Tenley had forgotten for a moment what the chase had been for, finding it strange that somewhere that must have once been filled with voices could be so quiet and empty. “What is this place?”
“This is where Lil and I grew up - Saint Clarion’s Orphanage. Never anything saintly about it though. The nuns here… well let’s just say they really hated fun. So one day we ran away and, well, that’s how we became the fair folk we are today.”
“But what happened here?”
Ella seemed to ignore her, snapping her fingers, flames bursting forth like they had in the cave, but this time she sat with just a small orange ball reflected in her green eyes. “Do you like my fire? You might receive a gift like this too. We can draw power from The Witch Way, although it takes a bit out of you too. Lilian says exactly how it manifests is psycho-so-something.”
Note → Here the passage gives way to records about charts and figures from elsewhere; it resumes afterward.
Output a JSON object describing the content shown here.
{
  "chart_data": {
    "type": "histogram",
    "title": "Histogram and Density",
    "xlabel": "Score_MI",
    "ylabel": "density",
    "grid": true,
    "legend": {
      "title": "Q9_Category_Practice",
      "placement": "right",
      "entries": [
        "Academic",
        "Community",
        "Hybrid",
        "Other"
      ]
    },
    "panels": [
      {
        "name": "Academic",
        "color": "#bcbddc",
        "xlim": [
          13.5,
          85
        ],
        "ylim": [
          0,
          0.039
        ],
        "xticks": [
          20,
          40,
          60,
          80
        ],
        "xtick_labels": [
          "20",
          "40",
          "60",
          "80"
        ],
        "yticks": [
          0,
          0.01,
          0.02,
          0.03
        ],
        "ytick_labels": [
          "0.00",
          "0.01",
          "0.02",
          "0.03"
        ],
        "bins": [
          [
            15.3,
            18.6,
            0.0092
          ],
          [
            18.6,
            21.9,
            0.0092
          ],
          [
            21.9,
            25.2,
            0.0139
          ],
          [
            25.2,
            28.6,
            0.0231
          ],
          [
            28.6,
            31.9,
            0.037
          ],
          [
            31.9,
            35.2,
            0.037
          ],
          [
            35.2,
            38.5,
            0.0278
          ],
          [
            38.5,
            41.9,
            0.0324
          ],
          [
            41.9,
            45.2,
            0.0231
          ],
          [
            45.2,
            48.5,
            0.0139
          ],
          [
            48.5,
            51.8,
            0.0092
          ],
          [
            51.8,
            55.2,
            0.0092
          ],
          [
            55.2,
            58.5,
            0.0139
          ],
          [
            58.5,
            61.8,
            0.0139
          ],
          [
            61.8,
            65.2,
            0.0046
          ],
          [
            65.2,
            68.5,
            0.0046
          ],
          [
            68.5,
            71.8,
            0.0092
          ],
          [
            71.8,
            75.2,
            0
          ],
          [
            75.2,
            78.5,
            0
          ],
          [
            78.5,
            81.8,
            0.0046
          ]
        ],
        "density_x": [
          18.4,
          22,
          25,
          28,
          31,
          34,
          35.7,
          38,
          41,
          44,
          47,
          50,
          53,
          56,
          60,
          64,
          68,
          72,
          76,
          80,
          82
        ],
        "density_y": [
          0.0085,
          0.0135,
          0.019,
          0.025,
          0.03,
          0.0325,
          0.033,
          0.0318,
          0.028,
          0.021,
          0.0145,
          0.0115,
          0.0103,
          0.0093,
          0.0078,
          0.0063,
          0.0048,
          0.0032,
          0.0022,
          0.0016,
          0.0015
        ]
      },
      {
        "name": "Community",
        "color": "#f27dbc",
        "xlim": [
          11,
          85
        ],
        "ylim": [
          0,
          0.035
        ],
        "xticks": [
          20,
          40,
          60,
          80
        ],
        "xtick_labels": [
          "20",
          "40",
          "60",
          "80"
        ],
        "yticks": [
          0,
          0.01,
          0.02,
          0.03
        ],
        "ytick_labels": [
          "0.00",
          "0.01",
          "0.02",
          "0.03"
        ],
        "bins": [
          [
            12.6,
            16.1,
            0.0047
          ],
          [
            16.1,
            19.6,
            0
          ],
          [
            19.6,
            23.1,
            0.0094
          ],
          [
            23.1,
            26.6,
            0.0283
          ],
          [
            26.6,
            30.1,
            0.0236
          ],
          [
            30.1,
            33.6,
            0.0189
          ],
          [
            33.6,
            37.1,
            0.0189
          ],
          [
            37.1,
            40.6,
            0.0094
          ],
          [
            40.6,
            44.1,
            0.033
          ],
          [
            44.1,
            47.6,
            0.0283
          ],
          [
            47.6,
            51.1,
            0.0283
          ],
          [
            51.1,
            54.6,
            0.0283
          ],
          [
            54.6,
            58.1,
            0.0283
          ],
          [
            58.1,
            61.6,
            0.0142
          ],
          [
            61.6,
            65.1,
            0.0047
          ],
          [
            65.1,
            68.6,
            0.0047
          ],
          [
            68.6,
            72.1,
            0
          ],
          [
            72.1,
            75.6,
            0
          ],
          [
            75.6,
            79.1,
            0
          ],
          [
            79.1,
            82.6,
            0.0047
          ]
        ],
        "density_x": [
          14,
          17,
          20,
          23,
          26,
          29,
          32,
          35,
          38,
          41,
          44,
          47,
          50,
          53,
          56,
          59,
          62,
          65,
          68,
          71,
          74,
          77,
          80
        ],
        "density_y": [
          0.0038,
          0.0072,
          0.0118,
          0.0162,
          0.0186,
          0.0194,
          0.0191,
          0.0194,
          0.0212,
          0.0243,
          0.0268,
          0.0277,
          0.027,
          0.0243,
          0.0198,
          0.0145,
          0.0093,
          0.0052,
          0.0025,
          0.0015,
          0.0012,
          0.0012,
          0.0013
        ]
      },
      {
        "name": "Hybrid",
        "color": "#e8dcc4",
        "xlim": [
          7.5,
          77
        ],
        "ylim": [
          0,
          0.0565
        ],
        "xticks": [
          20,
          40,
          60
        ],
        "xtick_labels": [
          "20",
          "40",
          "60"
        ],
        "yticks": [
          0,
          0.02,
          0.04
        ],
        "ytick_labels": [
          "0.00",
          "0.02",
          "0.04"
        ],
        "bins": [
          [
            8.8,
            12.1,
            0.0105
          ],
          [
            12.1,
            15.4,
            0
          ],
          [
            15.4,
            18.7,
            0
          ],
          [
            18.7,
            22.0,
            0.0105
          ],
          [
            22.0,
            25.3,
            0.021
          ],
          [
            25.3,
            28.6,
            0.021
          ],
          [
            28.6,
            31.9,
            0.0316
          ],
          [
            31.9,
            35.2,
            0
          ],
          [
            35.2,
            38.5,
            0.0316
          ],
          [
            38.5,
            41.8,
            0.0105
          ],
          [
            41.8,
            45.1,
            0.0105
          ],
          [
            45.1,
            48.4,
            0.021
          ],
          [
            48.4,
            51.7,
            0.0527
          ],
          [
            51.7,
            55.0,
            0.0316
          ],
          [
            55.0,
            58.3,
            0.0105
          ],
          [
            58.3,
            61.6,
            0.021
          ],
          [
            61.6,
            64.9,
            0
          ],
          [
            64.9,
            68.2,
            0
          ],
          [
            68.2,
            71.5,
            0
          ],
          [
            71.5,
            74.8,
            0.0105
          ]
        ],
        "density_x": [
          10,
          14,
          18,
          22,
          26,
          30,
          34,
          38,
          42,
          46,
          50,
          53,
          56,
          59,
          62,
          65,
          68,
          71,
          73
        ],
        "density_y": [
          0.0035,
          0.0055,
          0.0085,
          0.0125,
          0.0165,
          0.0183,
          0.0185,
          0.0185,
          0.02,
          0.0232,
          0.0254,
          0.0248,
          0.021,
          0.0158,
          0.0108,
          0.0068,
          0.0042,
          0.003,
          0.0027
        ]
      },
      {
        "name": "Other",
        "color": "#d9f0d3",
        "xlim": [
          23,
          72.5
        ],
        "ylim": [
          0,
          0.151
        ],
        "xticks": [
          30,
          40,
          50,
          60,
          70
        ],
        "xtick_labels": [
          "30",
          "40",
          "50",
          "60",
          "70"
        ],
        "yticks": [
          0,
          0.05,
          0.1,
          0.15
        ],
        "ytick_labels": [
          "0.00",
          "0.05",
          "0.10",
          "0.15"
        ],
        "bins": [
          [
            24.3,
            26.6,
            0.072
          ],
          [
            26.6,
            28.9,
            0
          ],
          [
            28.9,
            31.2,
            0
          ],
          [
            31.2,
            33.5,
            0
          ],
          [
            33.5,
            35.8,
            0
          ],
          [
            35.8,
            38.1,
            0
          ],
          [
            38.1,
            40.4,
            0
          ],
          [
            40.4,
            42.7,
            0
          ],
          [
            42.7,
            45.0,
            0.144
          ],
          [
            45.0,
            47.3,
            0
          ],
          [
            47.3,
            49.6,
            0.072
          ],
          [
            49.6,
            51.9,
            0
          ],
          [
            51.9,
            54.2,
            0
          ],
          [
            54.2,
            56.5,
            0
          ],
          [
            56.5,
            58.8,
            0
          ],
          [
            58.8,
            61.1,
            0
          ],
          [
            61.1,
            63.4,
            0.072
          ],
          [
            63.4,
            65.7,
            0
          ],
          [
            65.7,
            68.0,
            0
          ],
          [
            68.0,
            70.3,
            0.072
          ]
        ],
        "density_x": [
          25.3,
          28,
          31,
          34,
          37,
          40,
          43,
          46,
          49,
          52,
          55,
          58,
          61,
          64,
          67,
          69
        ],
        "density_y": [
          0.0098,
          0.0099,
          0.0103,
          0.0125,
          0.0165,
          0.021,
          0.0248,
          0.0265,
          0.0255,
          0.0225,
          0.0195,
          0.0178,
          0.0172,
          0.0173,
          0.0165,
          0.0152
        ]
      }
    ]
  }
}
“Psychosomatic,” Lilian finished, her approach as soft and quiet as ever. “Your mind affecting your body, and anything that may spring from within.”
“I always loved flames. The way they dance… like seeing spirits.”
There were black marks on the walls, like shadows trying to escape. “You killed them,” Tenley guessed.
“I thought I would teach the nuns a lesson for a change. Sadly it didn’t stick; kind of hard to retain anything when you’re a pile of ashes. Oh, don’t look so horrified - they got what they wanted. They’re all up there in the sky with Jesus.”
The empty playground… “the kids?”
“Yeah,” Ella shrugged, “suppose they’d have been here as well. Honestly most of them were as bad as the nuns.”
“They,” Tenley slowly shook her head, “they can’t have all deserved that.”
“Deserves?” Ella scoffed, “what’s that got to do with anything? The children, the nuns - they all had the same disease. So I burnt it out.”
“Disease?”
“They were weak. Very few are worthy of our gifts. To be honest, I’m not sure about you yet, Tych.”
Tenley was in fact a very average height for her age. She’d never hung around kids her age much, but she had looked it up on the internet.  And at least she could grow, unlike them who were just shadows. “You are psycho-something,” she said.
The fireball struck Tenley’s shoulder spinning her around only to be knocked down by Ella’s fist. She rolled back up but Ella was on her like a tornado of hands and feet. She wasn’t skilled, but Tenley had been unprepared for the ferocity of the attack. It was all she could to keep blocking it, all the while being forced further back until Ella decided to just shoulder charge her through the wall. Tenley found herself on her back sputtering amid a cloud of brick and dust, Ella’s heel on her chest grinding her further into the concrete.
“I knew it,” the elder girl sneered, “you’re soft.”
The wind knocked out of her and the debris and her adversary’s foot making it hard to get back, Tenley nevertheless made an attempt to force Ella’s leg away but it only encouraged Ella to push harder. Her eyes darted looking for anything that could get her out, but it was Lilian who intervened. “That’s enough,” she said, gently guiding Ella away. She nodded to a window where a cat was sitting, intensely watching.
“Think I’ve made my point anyway,” Ella grinned as she turned away. “Later, Tych.”